4.3.1 Avant la révision de cette disposition, le créancier au bénéfice d'un
jugement étranger - ou d'une sentence arbitrale étrangère - exécutoire, dont le
débiteur était domicilié à l'étranger pouvait, s'il n'y avait pas d'autre cas
de séquestre, requérir cette mesure conservatoire sur la base de l'ancien art.
271 al. 1 ch. 4 LP. Une procédure préalable d'exequatur (cf. art. 28 ss LDIP
[RS 291]) n'était pas nécessaire; le juge du séquestre pouvait donc juger
lui-même, à titre incident, si la décision étrangère sur laquelle se fondait la
requête de séquestre était susceptible d'exequatur en vertu des dispositions de
la LDIP ou d'un traité international, à la suite d'un examen sommaire du droit
fondé sur les faits rendus simplement vraisemblables. Le caractère exécutoire
du jugement étranger était ensuite jugé définitivement dans le procès ordinaire
en validation du séquestre (ATF 126 III 156 consid. 2; arrêts 5A_501/2010 du 20
janvier 2011 consid. 2.3.2; 5P.353/2004 du 21 février 2005 consid. 2.1; cf.
notamment URS BOLLER, Arrest gestützt auf ausländische Entscheide - Erste
Erfahrungen mit dem neuen Arrestrecht, PCEF 2011/2012 p. 33 ss [37]; FELIX C.
MEIER-DIETERLE, in Kurzkommentar SchKG, 2009, n° 11 ad art. 271 LP; NAEGELI/
MARZORATI, Der definitive Rechtsöffnungstitel als neuer Arrestgrund - ein
vollstreckungsrechtlicher Zankapfel, Jusletter 10 septembre 2012 n° 7; STOFFEL/
CHABLOZ, in Commentaire romand, Poursuite et faillite, 2005, n° 72 ad art. 271
LP).

4.3.2 Selon le Message du 18 février 2009 relatif à l'arrêté fédéral portant
approbation et mise en oeuvre de la Convention de Lugano révisée (FF 2009 1497
ss [1537 s. ch. 4.1]), comme la CL révisée garantit un droit inconditionnel à
des mesures conservatoires en première instance de la procédure d'exequatur
(cf. art. 47 al. 2 CL), l'existence d'un titre de mainlevée définitive comme
cas de séquestre doit être inscrite au chiffre 6 de l'art. 271 al. 1 LP.
Néanmoins, le nouveau cas de séquestre dépasse les objectifs de la CL révisée.
Proposé pour l'ensemble des titres de mainlevée définitive, il est également
applicable aux titres de mainlevée suisses (FF 2009 1533 ch. 2.7.5.2)
BGE 139 III 135 S. 139
et, en principe, aux jugements étrangers émis en dehors du champ d'application
de la CL (FF 2009 1538 ch. 4.1).

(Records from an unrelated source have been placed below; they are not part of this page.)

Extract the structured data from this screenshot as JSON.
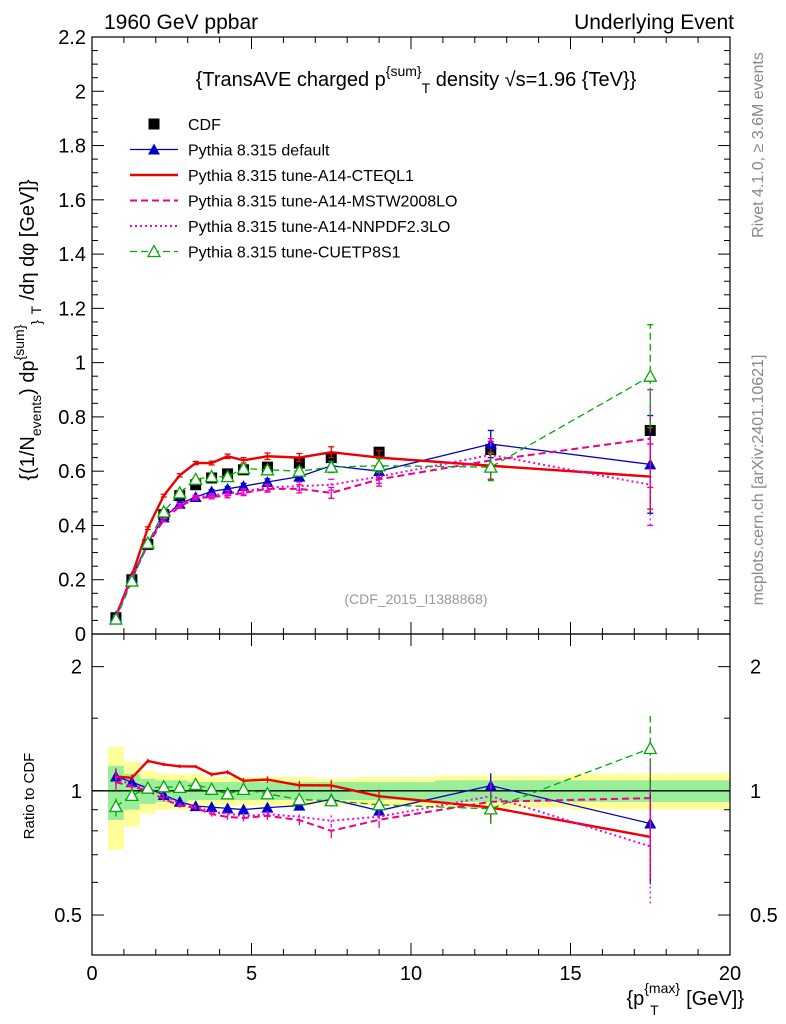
{
  "header": {
    "left": "1960 GeV ppbar",
    "right": "Underlying Event"
  },
  "side": {
    "rivet": "Rivet 4.1.0, ≥ 3.6M events",
    "mcplots": "mcplots.cern.ch [arXiv:2401.10621]"
  },
  "legend": {
    "title": "{TransAVE charged p^{sum}_T density √s=1.96 {TeV}}"
  },
  "chart_data": {
    "type": "line",
    "title": "{TransAVE charged p^{sum}_T density √s=1.96 {TeV}}",
    "analysis_label": "(CDF_2015_I1388868)",
    "xlabel": "{p_T^{max} [GeV]}",
    "ylabel": "{(1/N_events) dp^{sum}_T /dη dφ [GeV]}",
    "ratio_ylabel": "Ratio to CDF",
    "xlim": [
      0,
      20
    ],
    "ylim": [
      0,
      2.2
    ],
    "ratio_ylim": [
      0.4,
      2.4
    ],
    "x": [
      0.75,
      1.25,
      1.75,
      2.25,
      2.75,
      3.25,
      3.75,
      4.25,
      4.75,
      5.5,
      6.5,
      7.5,
      9.0,
      12.5,
      17.5
    ],
    "data": {
      "name": "CDF",
      "values": [
        0.06,
        0.2,
        0.33,
        0.44,
        0.51,
        0.55,
        0.575,
        0.59,
        0.605,
        0.615,
        0.63,
        0.65,
        0.67,
        0.68,
        0.75
      ],
      "band_inner": [
        0.15,
        0.1,
        0.07,
        0.06,
        0.06,
        0.05,
        0.05,
        0.05,
        0.05,
        0.05,
        0.05,
        0.05,
        0.05,
        0.06,
        0.06
      ],
      "band_outer": [
        0.28,
        0.18,
        0.12,
        0.1,
        0.1,
        0.1,
        0.08,
        0.08,
        0.08,
        0.08,
        0.08,
        0.07,
        0.08,
        0.09,
        0.1
      ]
    },
    "series": [
      {
        "name": "Pythia 8.315 default",
        "color": "#0000cc",
        "style": "solid-triangle",
        "values": [
          0.065,
          0.21,
          0.335,
          0.43,
          0.48,
          0.505,
          0.525,
          0.535,
          0.545,
          0.56,
          0.58,
          0.62,
          0.6,
          0.7,
          0.625
        ]
      },
      {
        "name": "Pythia 8.315 tune-A14-CTEQL1",
        "color": "#ee0000",
        "style": "solid",
        "values": [
          0.065,
          0.215,
          0.39,
          0.51,
          0.585,
          0.63,
          0.63,
          0.655,
          0.64,
          0.655,
          0.65,
          0.67,
          0.65,
          0.62,
          0.58
        ]
      },
      {
        "name": "Pythia 8.315 tune-A14-MSTW2008LO",
        "color": "#ee0088",
        "style": "dashed",
        "values": [
          0.063,
          0.205,
          0.33,
          0.42,
          0.47,
          0.5,
          0.505,
          0.51,
          0.52,
          0.535,
          0.535,
          0.52,
          0.57,
          0.64,
          0.72
        ]
      },
      {
        "name": "Pythia 8.315 tune-A14-NNPDF2.3LO",
        "color": "#ee00ee",
        "style": "dotted",
        "values": [
          0.065,
          0.205,
          0.335,
          0.43,
          0.475,
          0.505,
          0.51,
          0.52,
          0.525,
          0.54,
          0.545,
          0.55,
          0.58,
          0.66,
          0.55
        ]
      },
      {
        "name": "Pythia 8.315 tune-CUETP8S1",
        "color": "#00aa00",
        "style": "dashed-open-triangle",
        "values": [
          0.055,
          0.195,
          0.335,
          0.45,
          0.52,
          0.57,
          0.58,
          0.58,
          0.61,
          0.605,
          0.6,
          0.615,
          0.62,
          0.615,
          0.95
        ]
      }
    ],
    "series_errors": {
      "Pythia 8.315 default": [
        0.003,
        0.004,
        0.005,
        0.005,
        0.006,
        0.006,
        0.007,
        0.008,
        0.01,
        0.012,
        0.015,
        0.02,
        0.025,
        0.05,
        0.18
      ],
      "Pythia 8.315 tune-A14-CTEQL1": [
        0.003,
        0.004,
        0.005,
        0.005,
        0.006,
        0.006,
        0.007,
        0.008,
        0.01,
        0.012,
        0.015,
        0.02,
        0.025,
        0.05,
        0.12
      ],
      "Pythia 8.315 tune-A14-MSTW2008LO": [
        0.003,
        0.004,
        0.005,
        0.005,
        0.006,
        0.006,
        0.007,
        0.008,
        0.01,
        0.012,
        0.015,
        0.02,
        0.025,
        0.07,
        0.18
      ],
      "Pythia 8.315 tune-A14-NNPDF2.3LO": [
        0.003,
        0.004,
        0.005,
        0.005,
        0.006,
        0.006,
        0.007,
        0.008,
        0.01,
        0.012,
        0.015,
        0.02,
        0.025,
        0.06,
        0.15
      ],
      "Pythia 8.315 tune-CUETP8S1": [
        0.003,
        0.004,
        0.005,
        0.005,
        0.006,
        0.006,
        0.007,
        0.008,
        0.01,
        0.012,
        0.015,
        0.02,
        0.025,
        0.05,
        0.19
      ]
    },
    "x_ticks": [
      "0",
      "5",
      "10",
      "15",
      "20"
    ],
    "y_ticks": [
      "0",
      "0.2",
      "0.4",
      "0.6",
      "0.8",
      "1",
      "1.2",
      "1.4",
      "1.6",
      "1.8",
      "2",
      "2.2"
    ],
    "ratio_ticks": [
      "0.5",
      "1",
      "2"
    ]
  }
}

Le nouveau ch. 6 rend donc inutile le renvoi
aux jugements exécutoires que prévoyait dans son ancienne version l'art. 271
al. 1 ch. 4 (loc. cit.). En effet, lorsqu'un tel jugement existe, le motif du
séquestre du ch. 6 est réalisé et les conditions supplémentaires prévues au ch.
4 n'ont pas à être examinées. En conséquence, l'expression "ou qu'elle se fonde
sur un jugement exécutoire" qui figurait au ch. 4 est supprimée (loc. cit.). Le
Message précise encore que le créancier bénéficie des avantages de la procédure
d'exécution forcée "que la CLrév soit appliquée ou non" (FF 2009 1548 ch. 6.3
[qui parle à tort de "débiteur", au lieu de"créancier", comme c'est le cas dans
les versions allemande (p. 1831) et italienne (p. 1490) du Message]).
Il ressort de ce qui précède que le motif initial de la révision des règles sur
le séquestre était de rendre le droit suisse compatible avec les exigences de
la CL révisée quant aux mesures conservatoires. Cependant, la révision a
dépassé cet objectif initial pour s'étendre à l'ensemble des jugements, qu'ils
soient suisses ou étrangers - "Lugano" ou "non Lugano" - et améliorer ainsi la
situation de tous les créanciers (BOLLER, op. cit., p. 41). Ainsi, la notion de
titre de mainlevée définitive comprend tous les jugements suisses et étrangers
(y compris les sentences arbitrales étrangères). Le Message ne fait pas état
d'une volonté du législateur d'aggraver la situation des créanciers au bénéfice
d'un jugement "non Lugano", telle que sus-exposée (cf. supra consid. 4.3.1).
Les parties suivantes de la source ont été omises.